Let's take as example the following system:
$ \begin{cases} 2x + 1 = 0 \\ -x + 1 = 0 \end{cases} $
I could take x from the first and check on the second which will give me no solution. Taking from one and replacing in other guarantees safety
But if I add them together I will get x + 2 = 0 => x = -2. Checking -2 will fail in both of them. More solutions than needed are shown, and for advanced problems is not easy if possible at all to check the solutions
a = 2, b = 3 => a + b = 5, but a + b = 5 does not mean a = 2, b = 3. Even if there are the same number of equations as the number of variables, since they are on the same domain, I guess some dirty tricks can be applied so the system does not result only true solutions
What rules shall be applied to the system in order to guarantee valid solutions?

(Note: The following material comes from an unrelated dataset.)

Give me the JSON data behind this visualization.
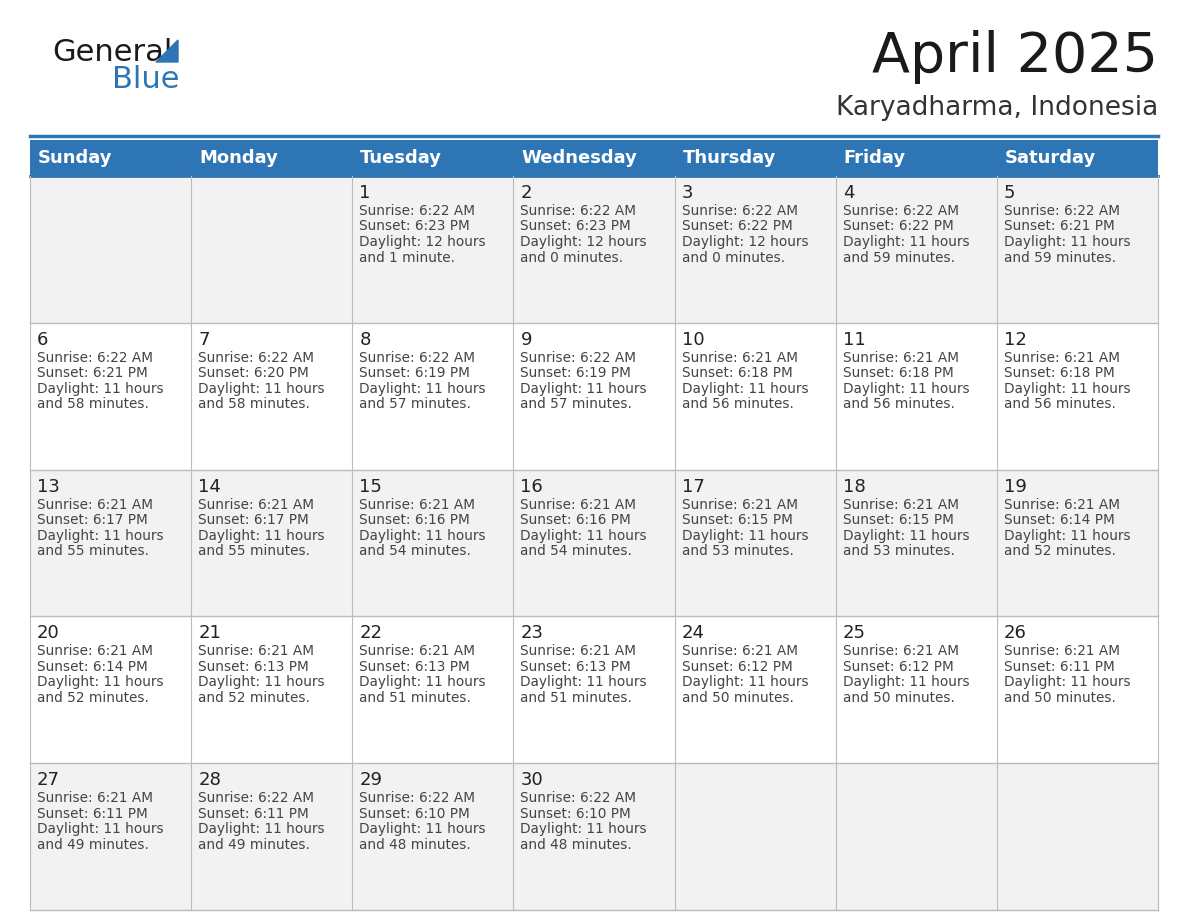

Example (please mention the mistake):
We have 2 quadratric equations f(x) and g(x). By using f(x) = g(x) we get all x coordinates of the intersection points. Let's say we want to get all point with y = 2:
$ \begin{cases} f(x) = 2 \\ g(x) = 2 \end{cases} $
The system results f(x) = g(x) or f(x) - g(x) = 0, and we said earlier that this means we get all intersection points, contrary to our rule of y = 2. In a real example we may have $f(x) = x^2 + mx + 1$ (m parameter) and some conditions that our f shall accomplish (so we can determine m). Since the system will not result only true solutions, then the method is quite useless and other ways shall be taken
For linear equations (such as in the first example) you need to look at how many conditions you apply over how many parameters are in question: in your example you impose 2 different conditions on x (has to equal both 1 and -1/2), therefore there is no solution. Generally speaking you can have one of three outcomes: 1. if the number of parameters exceed the number of conditions you will have infinite solutions. 2. if the number of parameters is exactly the same as the number of conditions you have a single solution. 3. otherwise there is no solution (as in your example). If you studied linear algebra - that has to do with the rank of the matrix involved.